Nein. Er war derjenige, der mich ermutigt hat. Als ich noch in England lebte und diese desaströse Ehe mit John Barry führte, war ich so unglücklich. Meine Eltern hatten mich gewarnt: „Heirate nicht! Er ist zu attraktiv, den bist du gleich wieder los.“ Aber ich wollte es nicht wahrhaben. Ich dachte, ich hätte den wundervollsten Ehemann der Welt. Den Rat hätte ich annehmen sollen. Mein Baby Kate war das Einzige, was mich aufmunterte. Alles, was Spaß machte, passierte erst nach meinem Umzug nach Frankreich.

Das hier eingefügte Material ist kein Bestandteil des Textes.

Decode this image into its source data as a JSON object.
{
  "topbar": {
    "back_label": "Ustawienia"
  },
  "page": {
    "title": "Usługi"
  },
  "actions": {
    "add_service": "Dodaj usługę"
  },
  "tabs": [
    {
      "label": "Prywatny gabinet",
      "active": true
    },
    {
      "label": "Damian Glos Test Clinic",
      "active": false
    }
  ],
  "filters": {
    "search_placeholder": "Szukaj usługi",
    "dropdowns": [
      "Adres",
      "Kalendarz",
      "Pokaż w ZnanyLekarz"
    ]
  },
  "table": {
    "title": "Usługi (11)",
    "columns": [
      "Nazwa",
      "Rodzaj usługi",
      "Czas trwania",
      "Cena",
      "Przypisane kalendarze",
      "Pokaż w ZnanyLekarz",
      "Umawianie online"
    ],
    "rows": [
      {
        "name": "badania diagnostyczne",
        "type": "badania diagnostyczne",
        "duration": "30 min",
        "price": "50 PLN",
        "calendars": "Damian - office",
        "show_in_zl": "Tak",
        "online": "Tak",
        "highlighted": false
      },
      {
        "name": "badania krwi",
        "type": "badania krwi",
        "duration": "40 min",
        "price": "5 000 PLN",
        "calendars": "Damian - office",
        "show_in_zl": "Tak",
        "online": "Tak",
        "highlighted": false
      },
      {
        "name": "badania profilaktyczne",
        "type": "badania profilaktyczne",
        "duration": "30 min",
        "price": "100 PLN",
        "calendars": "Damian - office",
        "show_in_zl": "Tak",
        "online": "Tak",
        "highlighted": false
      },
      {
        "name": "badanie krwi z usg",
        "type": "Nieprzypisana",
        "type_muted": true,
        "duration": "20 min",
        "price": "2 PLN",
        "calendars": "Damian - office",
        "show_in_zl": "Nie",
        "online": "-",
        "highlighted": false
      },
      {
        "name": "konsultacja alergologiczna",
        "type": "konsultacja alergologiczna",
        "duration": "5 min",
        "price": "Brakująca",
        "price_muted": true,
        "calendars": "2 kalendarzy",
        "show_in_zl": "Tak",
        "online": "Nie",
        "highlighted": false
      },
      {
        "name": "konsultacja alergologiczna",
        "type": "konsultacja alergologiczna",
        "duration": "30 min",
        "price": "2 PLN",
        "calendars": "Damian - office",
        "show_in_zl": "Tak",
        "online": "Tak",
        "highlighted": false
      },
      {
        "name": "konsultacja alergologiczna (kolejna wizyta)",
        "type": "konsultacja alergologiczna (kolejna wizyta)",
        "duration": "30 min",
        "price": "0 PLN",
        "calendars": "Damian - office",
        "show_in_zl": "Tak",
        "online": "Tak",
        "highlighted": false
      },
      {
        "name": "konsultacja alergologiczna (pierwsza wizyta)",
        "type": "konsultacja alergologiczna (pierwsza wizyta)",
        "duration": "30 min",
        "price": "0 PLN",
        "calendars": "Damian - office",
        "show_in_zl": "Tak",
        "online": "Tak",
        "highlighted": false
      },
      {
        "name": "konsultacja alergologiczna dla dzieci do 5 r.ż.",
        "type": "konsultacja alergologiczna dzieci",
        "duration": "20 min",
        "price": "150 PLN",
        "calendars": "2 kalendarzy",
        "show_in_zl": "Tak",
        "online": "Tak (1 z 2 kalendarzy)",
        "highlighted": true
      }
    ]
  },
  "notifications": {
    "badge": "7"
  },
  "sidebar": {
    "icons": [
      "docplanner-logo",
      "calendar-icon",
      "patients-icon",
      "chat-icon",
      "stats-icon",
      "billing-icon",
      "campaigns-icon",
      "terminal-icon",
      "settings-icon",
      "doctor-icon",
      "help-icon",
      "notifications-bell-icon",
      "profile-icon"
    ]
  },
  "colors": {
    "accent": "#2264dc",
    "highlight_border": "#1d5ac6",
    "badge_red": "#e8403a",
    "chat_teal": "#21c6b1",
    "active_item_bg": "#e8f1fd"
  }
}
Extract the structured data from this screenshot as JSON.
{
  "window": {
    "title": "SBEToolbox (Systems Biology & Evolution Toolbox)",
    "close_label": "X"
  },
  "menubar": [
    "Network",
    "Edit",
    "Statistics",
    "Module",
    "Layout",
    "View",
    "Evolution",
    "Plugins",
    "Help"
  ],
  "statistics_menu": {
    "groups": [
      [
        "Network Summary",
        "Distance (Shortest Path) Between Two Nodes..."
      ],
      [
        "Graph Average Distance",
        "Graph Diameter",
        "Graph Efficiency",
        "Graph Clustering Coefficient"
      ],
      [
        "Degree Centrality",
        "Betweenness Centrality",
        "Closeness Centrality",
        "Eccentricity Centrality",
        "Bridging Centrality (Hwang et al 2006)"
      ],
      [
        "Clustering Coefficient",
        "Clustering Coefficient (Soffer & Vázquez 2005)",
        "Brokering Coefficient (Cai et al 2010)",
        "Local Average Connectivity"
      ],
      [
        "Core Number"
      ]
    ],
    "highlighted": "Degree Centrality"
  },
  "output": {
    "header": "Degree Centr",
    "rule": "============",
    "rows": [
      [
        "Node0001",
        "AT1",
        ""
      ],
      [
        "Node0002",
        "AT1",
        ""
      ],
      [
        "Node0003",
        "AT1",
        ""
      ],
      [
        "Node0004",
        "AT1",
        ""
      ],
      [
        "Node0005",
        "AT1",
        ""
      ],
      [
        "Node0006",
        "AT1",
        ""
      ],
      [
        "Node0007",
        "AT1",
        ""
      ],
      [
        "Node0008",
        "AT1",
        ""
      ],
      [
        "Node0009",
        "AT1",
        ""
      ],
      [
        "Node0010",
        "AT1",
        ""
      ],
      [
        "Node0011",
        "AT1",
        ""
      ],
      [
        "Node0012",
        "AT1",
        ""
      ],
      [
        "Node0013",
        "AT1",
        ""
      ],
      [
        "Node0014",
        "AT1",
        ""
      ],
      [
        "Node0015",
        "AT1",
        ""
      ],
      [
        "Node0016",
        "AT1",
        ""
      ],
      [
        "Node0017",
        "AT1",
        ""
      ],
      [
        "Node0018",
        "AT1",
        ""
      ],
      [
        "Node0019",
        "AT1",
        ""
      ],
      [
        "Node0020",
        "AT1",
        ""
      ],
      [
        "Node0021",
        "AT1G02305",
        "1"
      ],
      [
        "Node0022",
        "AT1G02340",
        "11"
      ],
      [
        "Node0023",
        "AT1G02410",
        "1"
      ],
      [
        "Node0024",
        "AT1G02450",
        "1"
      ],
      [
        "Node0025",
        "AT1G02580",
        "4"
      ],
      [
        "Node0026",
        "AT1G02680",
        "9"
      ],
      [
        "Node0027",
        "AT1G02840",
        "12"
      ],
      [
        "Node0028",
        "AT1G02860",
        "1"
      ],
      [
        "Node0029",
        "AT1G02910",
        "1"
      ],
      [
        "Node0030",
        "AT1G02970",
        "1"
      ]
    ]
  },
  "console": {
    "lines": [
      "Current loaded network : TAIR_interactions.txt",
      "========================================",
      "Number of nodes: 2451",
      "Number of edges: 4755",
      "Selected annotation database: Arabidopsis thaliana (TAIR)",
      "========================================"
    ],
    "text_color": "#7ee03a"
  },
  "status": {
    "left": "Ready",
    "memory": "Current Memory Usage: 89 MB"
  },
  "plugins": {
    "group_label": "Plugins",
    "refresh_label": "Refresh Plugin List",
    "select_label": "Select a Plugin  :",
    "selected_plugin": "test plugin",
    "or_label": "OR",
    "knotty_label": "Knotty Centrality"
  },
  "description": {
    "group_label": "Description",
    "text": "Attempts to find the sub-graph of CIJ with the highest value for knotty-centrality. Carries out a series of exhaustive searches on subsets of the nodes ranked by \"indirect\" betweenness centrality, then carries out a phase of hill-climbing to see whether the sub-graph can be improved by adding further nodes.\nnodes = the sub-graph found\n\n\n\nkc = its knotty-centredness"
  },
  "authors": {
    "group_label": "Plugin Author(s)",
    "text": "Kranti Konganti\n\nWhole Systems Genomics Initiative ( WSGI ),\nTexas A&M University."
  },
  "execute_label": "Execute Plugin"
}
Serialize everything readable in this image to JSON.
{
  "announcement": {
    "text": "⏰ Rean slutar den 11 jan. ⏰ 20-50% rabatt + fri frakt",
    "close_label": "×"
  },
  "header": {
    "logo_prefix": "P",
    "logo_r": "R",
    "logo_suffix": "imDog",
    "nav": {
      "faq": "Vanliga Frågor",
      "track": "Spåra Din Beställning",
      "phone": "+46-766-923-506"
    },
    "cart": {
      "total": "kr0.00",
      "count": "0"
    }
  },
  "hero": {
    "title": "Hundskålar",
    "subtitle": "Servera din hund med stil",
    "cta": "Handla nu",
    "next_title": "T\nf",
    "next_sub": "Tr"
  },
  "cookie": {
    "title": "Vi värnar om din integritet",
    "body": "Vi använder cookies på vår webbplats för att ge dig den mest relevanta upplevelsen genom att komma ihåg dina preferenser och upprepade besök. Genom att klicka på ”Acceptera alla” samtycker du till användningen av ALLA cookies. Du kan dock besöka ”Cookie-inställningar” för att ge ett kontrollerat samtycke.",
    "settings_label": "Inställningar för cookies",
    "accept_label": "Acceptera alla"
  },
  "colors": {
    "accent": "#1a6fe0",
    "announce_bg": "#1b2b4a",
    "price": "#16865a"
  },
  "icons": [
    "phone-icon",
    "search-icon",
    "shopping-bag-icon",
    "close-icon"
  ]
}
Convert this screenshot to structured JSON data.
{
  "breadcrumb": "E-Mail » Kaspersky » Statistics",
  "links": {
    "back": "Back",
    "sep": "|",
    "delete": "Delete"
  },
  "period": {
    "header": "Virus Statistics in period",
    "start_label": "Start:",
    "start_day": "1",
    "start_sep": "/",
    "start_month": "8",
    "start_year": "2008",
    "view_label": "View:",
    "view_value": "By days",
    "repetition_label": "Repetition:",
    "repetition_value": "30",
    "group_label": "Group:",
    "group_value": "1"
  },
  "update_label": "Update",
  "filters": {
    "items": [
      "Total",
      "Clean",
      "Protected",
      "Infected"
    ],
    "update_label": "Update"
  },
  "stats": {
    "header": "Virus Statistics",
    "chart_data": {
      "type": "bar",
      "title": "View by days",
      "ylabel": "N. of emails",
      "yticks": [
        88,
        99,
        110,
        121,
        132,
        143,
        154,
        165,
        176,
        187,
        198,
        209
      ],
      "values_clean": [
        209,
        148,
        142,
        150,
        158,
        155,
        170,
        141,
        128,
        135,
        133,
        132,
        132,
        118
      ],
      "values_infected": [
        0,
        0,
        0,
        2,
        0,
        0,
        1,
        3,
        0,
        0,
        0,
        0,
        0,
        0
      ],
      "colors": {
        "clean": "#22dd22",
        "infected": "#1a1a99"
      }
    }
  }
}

Ihre Hauptrolle im Film „Slogan“ von 1969 sorgte für das schicksalhafte Treffen.
Ja, ich begegnete Serge. Er fand mich schön. Wir sangen „Je t'aime … moi non plus“, das Lied wurde plötzlich zum Riesenhit. Wir bekamen eine zweite Tochter, wir machten all die Fotografien für die Ewigkeit und hatten so viel Spaß bei Auftritten im Fernsehen. So ein Leben hätte ich ganz sicher niemals in England führen können. Auch deshalb habe ich Paris in über 50 Jahren nicht den Rücken gekehrt.

Wie haben Sie es geschafft, nach der Trennung mit ihm befreundet zu bleiben?
Ich habe gar nichts geschafft. Ich wollte natürlich gerne mit Serge befreundet sein. Aber ich war diejenige, die weggelaufen war mit einem anderen Mann, es war also nicht unbedingt davon auszugehen. Doch es war mein Glück, dass Serge mich in seinem Leben behalten wollte, auch als er schon längst eine neue Bindung mit Bambou hatte. Wir wurden zu den Freunden, die wir nie waren, als wir noch liiert waren. Wir waren einfach zu sehr damit beschäftigt, das Leben voll auszukosten. Es war nun mal eine außergewöhnliche Zeit mit einem außergewöhnlichen Mann.

Was haben Sie über die Liebe gelernt?
Das ist, als würden Sie mich fragen: „Wie haben Sie gelernt zu atmen, als Sie geboren wurden?“ Ich weiß es nicht, ich liebte einfach. Aber was ich mitgenommen habe, ist, auf das Schicksal zu vertrauen. Ich glaube daran, dass du jede Zufälligkeit mit offenen Armen annehmen musst. Denn sie könnte dein Leben verändern.